Photo by Barb Pressler
By Trish Gannon
We saw "Boulder City Ghost Town" on our Forest Service map, and wondered what it was like up there in that part of the Cabinet Mountains east of Bonners Ferry. Barb Pressler and I embarked on a venture one day last summer to find out. It was an easy drive for the most part, a paved road through the National Forest and then less than a mile on a rocky, bumpy road through the woods.
It would have been much harder to get there in the late 1800s when Boulder City -- then known as Ruby City -- jumped into existence. But gold provided an incentive for pioneers to hack out roads up the forested slopes of Katka Mountain and establish a settlement that still leaves traces visible today.
Ruby City perches precariously on the southern edge of a sheer gorge that drops into Boulder Creek. Here, the Idaho Gold and Ruby Mining Company separated gold from gravel in a process described by Thor H. Killsgaurd in a 1951 paper as "unique and grandiose in its proceedings," and as typical of "some of the wild and imaginative mining ventures that were prominent during early-day, Western mining."

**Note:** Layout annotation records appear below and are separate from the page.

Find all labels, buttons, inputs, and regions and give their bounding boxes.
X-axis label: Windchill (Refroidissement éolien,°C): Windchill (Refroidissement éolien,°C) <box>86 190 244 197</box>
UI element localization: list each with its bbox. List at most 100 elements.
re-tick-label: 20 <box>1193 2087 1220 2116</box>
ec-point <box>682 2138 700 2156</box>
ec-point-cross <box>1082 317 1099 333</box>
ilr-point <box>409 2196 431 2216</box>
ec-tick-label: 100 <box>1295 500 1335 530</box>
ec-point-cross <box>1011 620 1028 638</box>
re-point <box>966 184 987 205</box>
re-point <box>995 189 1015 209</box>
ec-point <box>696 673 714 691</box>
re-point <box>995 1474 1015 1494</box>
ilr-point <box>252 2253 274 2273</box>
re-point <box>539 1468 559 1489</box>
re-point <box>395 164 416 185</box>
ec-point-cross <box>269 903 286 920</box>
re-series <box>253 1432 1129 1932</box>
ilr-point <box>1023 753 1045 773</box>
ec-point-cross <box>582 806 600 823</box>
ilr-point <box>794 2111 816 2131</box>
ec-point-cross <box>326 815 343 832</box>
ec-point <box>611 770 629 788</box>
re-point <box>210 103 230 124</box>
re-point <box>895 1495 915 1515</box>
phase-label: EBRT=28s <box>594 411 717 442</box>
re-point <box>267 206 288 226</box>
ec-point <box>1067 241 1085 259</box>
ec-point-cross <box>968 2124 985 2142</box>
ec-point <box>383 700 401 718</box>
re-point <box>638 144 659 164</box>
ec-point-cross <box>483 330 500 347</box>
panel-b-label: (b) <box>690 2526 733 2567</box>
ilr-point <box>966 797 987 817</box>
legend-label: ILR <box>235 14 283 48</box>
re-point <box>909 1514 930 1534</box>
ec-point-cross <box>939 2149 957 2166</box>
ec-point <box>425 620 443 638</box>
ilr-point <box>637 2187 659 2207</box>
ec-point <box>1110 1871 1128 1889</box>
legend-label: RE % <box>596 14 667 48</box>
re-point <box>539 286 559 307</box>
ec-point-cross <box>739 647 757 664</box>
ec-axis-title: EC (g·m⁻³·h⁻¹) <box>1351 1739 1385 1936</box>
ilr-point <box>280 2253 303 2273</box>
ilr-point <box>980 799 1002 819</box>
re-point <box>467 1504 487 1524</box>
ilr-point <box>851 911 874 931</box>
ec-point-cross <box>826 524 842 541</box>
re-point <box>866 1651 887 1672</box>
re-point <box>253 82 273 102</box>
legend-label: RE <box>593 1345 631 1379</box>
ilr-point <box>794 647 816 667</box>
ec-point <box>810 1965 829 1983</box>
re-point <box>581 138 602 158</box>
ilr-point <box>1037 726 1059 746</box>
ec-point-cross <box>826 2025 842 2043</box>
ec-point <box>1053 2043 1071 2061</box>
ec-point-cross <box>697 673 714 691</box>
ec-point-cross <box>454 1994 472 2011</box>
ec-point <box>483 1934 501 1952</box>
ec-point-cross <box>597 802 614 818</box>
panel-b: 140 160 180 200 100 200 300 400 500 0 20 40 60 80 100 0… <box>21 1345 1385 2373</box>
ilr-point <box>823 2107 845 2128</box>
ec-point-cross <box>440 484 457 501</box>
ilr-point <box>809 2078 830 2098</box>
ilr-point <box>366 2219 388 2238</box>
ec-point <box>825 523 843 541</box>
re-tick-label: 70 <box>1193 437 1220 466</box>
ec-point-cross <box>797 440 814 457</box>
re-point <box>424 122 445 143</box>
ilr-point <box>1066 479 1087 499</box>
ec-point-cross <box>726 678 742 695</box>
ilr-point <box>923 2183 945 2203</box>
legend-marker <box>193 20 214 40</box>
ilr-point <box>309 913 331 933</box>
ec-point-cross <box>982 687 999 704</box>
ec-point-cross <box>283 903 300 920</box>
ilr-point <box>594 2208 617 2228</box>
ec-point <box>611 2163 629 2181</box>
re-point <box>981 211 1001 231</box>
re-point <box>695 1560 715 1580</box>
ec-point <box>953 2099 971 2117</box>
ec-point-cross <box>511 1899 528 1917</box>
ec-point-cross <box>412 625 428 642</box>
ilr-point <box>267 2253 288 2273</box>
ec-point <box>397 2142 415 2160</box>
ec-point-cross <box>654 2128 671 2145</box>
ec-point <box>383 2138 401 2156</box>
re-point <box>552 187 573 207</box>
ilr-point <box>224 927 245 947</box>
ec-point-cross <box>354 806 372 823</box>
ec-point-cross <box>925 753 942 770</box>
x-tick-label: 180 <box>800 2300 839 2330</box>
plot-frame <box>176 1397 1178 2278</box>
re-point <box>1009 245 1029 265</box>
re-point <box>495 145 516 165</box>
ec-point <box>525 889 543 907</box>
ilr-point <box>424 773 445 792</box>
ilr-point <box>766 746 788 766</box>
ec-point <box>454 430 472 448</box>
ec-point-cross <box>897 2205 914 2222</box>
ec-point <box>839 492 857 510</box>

On the day Barb and I traveled to the site, we ran into Don Worley, who grew up here and whose family helped settle the area. It was Don who said this landmark was known as Ruby City; he told us about the huge ruby his grandfather found in the creek there.
Tales of gold and precious stones the size of fists are undoubtedly what helped pioneers persevere in such a difficult area. Today, a scattering of decrepit foundations, spectral walls that rise from the undergrowth, and a quartet of gravestones surrounded by a simple fence stand in mute testimony to the lives and love, and laughter and tears that once rang high in the Cabinet Mountains.
To visit Boulder City, stop in at the Bonners Ferry Ranger District office on Highway 95 for a map and information.